Pregnancy is also the time when women are most likely to be insured, since many states use Medicaid to temporarily insure pregnant women who would not otherwise qualify.

But the increasing number of insurance-insecure women getting IUDs raises concerns about follow-up care and removal.

“I got the IUD this past August,” a full-time mom from North Carolina, who had purchased insurance through the Affordable Care Act healthcare exchange, told The Politic. “I had UnitedHealthcare, but last month my payment got raised to 400 dollars a month so now I don’t have insurance.” She told The Politic her doctor would charge her 400 dollars out of pocket to have her IUD removed, a price she couldn’t afford.

“Having the availability of IUDs and implants is very exciting but unfortunately, as we are going into uncertainty of coverage in the future, we need to make sure that patients have the resources to get them out when they want them,” Qasba told The Politic. “Otherwise it could become a coercive practice to give women these devices and not have the resources for them to get them out when they want to.”

Women who fall into the Medicaid gap are particularly vulnerable. The Affordable Care Act planned to insure people in two distinct ways. First, the bill required states to expand Medicaid to cover all people with incomes lower than 138 percent of the Federal Poverty Line (FPL) or risk losing Medicaid funding. Then, those making 100 percent to 400 percent FPL were given subsidies to purchase private plans on health care exchanges. But even as the Supreme Court upheld the constitutionality of the individual mandate in a five to four vote, it ruled seven to two that the federal government could not force states to expand Medicaid.
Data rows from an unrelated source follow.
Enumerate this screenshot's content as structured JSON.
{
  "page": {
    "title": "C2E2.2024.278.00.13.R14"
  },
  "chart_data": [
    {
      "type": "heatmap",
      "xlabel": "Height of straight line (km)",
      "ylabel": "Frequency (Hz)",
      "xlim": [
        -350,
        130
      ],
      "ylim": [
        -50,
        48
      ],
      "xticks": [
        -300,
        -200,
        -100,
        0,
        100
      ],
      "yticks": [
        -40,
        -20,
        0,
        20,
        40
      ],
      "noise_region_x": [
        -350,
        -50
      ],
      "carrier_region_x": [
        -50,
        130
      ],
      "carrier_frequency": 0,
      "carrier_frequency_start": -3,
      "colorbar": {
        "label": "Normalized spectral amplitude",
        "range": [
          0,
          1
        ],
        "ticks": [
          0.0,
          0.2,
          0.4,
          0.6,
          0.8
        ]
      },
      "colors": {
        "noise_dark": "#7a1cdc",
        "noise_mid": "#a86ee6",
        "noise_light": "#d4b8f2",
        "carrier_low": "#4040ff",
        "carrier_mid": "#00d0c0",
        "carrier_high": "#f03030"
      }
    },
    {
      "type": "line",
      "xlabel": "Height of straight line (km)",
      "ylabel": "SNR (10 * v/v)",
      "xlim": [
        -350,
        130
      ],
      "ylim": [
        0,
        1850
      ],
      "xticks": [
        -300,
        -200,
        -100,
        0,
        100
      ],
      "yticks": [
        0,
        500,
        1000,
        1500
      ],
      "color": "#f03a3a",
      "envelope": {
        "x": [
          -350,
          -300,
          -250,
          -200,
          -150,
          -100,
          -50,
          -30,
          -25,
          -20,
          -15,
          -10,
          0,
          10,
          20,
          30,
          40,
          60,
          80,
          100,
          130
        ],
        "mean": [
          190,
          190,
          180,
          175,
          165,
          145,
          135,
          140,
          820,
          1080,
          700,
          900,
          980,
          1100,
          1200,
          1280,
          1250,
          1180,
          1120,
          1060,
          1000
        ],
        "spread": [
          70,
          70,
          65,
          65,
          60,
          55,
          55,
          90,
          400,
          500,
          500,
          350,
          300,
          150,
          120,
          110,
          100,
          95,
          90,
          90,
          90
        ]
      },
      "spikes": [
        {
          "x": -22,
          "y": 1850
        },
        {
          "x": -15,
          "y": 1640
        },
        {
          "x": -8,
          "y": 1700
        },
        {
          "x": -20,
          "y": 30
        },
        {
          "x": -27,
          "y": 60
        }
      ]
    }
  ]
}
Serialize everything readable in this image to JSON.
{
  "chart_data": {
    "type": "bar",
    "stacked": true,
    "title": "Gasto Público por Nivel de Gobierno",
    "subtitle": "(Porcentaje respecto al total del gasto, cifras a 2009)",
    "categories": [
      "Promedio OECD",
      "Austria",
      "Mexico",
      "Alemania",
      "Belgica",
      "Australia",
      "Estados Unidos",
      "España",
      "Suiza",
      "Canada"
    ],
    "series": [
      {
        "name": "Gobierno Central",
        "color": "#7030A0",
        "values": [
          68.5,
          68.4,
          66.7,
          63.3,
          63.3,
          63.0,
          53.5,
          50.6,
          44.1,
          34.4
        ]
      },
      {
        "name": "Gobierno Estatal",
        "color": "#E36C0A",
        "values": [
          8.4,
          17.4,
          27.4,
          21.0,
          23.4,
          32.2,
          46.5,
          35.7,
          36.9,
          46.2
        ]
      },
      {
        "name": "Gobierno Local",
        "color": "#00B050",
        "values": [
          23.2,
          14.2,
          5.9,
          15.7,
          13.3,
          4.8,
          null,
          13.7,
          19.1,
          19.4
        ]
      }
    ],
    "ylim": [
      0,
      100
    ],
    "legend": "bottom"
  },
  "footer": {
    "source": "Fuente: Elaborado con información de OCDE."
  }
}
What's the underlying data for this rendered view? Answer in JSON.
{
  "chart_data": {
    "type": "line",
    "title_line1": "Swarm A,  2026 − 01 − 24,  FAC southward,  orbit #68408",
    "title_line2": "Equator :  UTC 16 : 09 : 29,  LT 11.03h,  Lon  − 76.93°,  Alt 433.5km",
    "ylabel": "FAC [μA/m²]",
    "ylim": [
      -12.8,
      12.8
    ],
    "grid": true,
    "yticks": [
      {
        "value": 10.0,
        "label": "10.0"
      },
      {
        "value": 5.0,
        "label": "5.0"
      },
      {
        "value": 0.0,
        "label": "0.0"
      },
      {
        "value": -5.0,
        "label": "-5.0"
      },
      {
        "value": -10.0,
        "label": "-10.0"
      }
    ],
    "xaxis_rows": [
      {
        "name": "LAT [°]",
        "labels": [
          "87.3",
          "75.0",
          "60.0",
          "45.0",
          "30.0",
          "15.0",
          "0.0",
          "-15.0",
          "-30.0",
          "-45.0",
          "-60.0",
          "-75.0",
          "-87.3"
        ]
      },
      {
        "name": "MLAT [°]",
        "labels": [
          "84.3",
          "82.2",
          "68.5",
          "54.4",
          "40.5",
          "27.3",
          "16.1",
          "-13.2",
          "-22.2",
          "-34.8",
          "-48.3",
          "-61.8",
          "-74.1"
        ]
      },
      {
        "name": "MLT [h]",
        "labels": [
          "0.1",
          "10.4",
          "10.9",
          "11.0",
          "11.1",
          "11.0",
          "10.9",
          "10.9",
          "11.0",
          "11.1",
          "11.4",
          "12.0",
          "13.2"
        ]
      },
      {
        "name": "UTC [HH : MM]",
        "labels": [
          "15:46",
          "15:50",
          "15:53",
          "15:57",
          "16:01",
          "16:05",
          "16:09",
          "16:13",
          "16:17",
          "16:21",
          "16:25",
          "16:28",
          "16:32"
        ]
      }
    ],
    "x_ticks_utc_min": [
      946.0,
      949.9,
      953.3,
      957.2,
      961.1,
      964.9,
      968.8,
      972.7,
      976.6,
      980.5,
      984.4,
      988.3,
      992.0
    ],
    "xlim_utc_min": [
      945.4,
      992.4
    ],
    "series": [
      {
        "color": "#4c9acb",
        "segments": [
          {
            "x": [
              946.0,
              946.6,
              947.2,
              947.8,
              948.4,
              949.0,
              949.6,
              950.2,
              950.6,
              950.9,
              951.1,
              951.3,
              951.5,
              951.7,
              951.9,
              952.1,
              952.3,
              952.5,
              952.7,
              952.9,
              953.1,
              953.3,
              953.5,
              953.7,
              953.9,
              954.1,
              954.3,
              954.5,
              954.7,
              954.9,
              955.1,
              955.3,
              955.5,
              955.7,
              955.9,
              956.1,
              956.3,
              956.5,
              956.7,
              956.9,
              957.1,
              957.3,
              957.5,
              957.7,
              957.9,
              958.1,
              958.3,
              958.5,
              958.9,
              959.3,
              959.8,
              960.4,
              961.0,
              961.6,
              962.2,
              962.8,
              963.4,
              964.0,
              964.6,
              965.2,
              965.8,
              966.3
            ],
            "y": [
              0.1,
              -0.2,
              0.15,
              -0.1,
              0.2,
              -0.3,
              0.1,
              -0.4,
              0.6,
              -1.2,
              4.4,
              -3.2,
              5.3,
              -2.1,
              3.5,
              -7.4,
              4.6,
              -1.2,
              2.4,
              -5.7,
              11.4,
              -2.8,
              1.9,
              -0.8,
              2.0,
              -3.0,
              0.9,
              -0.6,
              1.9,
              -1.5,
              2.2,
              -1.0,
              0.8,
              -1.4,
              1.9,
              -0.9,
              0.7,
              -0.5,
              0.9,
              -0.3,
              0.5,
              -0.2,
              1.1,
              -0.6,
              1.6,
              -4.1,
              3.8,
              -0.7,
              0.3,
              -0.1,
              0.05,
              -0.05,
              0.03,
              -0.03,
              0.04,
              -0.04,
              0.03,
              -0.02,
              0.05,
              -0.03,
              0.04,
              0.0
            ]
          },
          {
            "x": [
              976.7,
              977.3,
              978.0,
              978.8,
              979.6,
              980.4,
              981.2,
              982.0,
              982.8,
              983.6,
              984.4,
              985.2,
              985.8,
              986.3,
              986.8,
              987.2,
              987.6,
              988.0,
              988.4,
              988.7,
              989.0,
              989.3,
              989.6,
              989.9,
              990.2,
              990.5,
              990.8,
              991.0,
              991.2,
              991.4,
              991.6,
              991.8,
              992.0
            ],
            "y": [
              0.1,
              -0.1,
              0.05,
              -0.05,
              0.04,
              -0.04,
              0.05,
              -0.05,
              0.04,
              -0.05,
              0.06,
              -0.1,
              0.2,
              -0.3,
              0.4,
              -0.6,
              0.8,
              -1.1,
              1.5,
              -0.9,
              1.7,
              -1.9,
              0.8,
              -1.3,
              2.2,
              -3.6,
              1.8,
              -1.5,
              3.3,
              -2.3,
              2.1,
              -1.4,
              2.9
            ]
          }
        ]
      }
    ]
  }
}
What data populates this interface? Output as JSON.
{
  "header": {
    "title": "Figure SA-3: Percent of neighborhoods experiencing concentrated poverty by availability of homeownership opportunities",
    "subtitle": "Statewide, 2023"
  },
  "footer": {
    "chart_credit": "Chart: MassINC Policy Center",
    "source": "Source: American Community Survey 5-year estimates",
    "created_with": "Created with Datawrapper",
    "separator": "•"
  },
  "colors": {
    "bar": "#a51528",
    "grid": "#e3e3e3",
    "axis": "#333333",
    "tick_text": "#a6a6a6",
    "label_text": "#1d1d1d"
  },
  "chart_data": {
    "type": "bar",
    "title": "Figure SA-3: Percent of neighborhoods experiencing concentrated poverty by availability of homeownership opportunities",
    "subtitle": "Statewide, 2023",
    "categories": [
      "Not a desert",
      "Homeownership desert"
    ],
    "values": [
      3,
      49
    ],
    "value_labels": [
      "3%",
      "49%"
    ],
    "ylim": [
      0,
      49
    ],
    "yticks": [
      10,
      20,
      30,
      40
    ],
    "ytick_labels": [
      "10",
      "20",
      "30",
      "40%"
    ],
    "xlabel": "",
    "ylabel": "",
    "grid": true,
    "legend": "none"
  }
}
As a result, 19 states have refused to accept the Medicaid expansion. Because they are mostly red states skeptical of government spending, they are also the states that previously had the most limited Medicaid coverage. The Medicaid gap is made up of the people in those states who make too much money to qualify for Medicaid, but not enough to qualify for subsidies on the healthcare exchanges.

“In those states that don’t have a Medicaid expansion, you just have this gap of people that aren’t on subsidized private insurance and can’t afford any kind of private insurance,” Croucher explained. “The whole idea of the ACA was that you expanded Medicaid so that you had people covered by Medicaid up to a certain point, and then they started to get subsidies to go into private insurance.”

In other words, it is now possible to be too poor to qualify for health care subsidies.

Connecticut accepted the Affordable Care Act’s Medicaid expansion and does not have a Medicaid gap. But Qasba emphasized that care should be taken to protect the health care access of other vulnerable populations.

“We have a sizeable community of undocumented immigrants and when they want IUDs, that is one of the things we talk about with them, about what are their options to get them out,” she told The Politic. “No woman should feel trapped with her device that she doesn’t want anymore.”

What does it mean for women to make medical choices for political reasons?

“I think that there are good reasons why people might not want to have a baby in the next four years,” Croucher said. “I know some who are feeling doom and gloom about the idea of potentially bringing a child into the world in the Trump years, and then there are those people who are worried about having their health insurance continue to fund [their] birth control.”

I’ve been thinking about getting an IUD for years, but put it off because I’ve been concerned about negative side effects that might come with changing my birth control method,” Alexa told The Politic. “It was never a priority, just an option that occasionally crossed my mind. After the election results came in, I jumped into action around the IUD because it felt like something I could control.”

“We have had patients who have gotten an IUD last year,” said Rouse, “and they called back just this month to say ‘Can I go ahead and get another one so that the clock will start all over?’ The Presidency is four years.”